Un départ abrupt au cœur d'une économie dépendante du pétrole
Le gouverneur de la Banque centrale de Libye (BCL), Naji Issa, a remis sa démission le 10 août, selon plusieurs médias. L'intéressé n'a pas motivé publiquement sa décision. L'information, confirmée par une chaîne privée, s'inscrit dans un contexte où la maîtrise des recettes pétrolières conditionne l'ensemble des finances publiques libyennes.
Un mandat né d'un compromis fragile
Nommé en septembre 2024 avec son vice-gouverneur Marii al-Barassi, Naji Issa avait pris ses fonctions à l'issue d'un compromis soutenu par l'ONU impliquant le Parlement basé à l'est et le Haut Conseil d'État de Tripoli. Ce consensus s'était imposé après une sévère crise provoquée en 2024 par la mise à l'écart du précédent gouverneur, Seddik el-Kebir, et le blocage de la production par l'exécutif de l'Est.
Une responsabilité clé pour la relance des exportations
La paralysie des installations et du transport pétrolier avait précédemment réduit la production nationale d'environ 1,2 million à 600 000 barils par jour, selon la compagnie nationale NOC. L'arrivée de Naji Issa, décrit comme un professionnel respecté, avait permis de mettre fin à ce bras de fer et de relancer des flux essentiels pour les recettes de l'État.
Implications financières et politiques
La Libye tire l'essentiel de son budget des exportations de pétrole. Le rôle du gouverneur de la BCL dépasse la simple gestion monétaire : il est central dans la distribution des revenus pétroliers entre autorités rivales et dans la crédibilité des comptes publics. La démission crée donc un vide susceptible de raviver les tensions entre l'Ouest (Tripoli) et l'Est (Benghazi), chacune contrôlant des pans de l'appareil économique et sécuritaire.
Questions ouvertes
- Pourquoi Naji Issa a-t-il démissionné sans explication publique ?

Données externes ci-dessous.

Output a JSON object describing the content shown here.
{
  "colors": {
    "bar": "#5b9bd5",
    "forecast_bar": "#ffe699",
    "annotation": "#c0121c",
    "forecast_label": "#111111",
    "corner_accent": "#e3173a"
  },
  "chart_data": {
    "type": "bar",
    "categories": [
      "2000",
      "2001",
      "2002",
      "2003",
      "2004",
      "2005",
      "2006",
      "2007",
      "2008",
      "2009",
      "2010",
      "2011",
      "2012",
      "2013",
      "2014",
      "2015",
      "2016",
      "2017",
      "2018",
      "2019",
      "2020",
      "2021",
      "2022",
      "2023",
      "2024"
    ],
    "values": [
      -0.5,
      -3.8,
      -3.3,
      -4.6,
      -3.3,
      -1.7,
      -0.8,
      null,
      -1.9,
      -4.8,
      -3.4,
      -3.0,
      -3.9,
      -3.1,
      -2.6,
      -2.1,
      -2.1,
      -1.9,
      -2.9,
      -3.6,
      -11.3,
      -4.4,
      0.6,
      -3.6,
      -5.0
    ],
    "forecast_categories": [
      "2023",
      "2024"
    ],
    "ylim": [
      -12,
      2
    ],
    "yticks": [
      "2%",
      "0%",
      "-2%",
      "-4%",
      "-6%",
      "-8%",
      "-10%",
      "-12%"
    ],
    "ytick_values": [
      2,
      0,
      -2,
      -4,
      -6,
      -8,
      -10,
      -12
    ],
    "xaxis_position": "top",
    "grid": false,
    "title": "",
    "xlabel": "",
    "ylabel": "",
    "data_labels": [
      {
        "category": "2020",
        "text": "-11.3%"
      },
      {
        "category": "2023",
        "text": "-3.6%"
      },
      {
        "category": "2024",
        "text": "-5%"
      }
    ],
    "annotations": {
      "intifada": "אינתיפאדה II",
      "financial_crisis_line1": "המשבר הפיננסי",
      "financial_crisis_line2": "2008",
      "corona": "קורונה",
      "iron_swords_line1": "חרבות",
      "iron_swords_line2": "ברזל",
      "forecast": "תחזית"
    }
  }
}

- Qui assurera l'intérim et comment se déroulera la désignation d'un successeur ?
- Ce départ remet-il en cause le fragile compromis politique appuyé par l'ONU ?
"Le gouverneur de la BCL, Naji Issa, a confirmé à Al-Ahrar sa démission de son poste"
Conséquences pour les marchés et pour la population
À court terme, l'impact se mesurera à la capacité des autorités, à l'Est comme à l'Ouest, à préserver la continuité des exportations. Toute nouvelle interruption pourrait rapidement peser sur la production, les recettes publiques et la provision de services essentiels dans un pays fragilisé depuis 2011. Sur le plan institutionnel, la vacance ou un changement à la tête de la BCL réactive également les interrogations sur la répartition et la transparence des revenus pétroliers, clefs pour la stabilisation économique.
| Événement | Chiffres |
|---|---|
| Production avant blocage (approx.) | 1,2 million barils/jour |
| Production après blocage | 600 000 barils/jour |
| Date de la démission | 10 août 2026 |
La démission de Naji Issa pose donc une question cruciale : la fragile accalmie obtenue en 2024 restera-t-elle durable face à l'instabilité politique et aux enjeux financiers majeurs du pays ? Les prochains jours devraient permettre d'évaluer si le Parlement et le Haut Conseil d'État sont en mesure de préserver le compromis qui avait permis la nomination, et si la BCL conserve sa capacité à garantir la gestion des revenus pétroliers.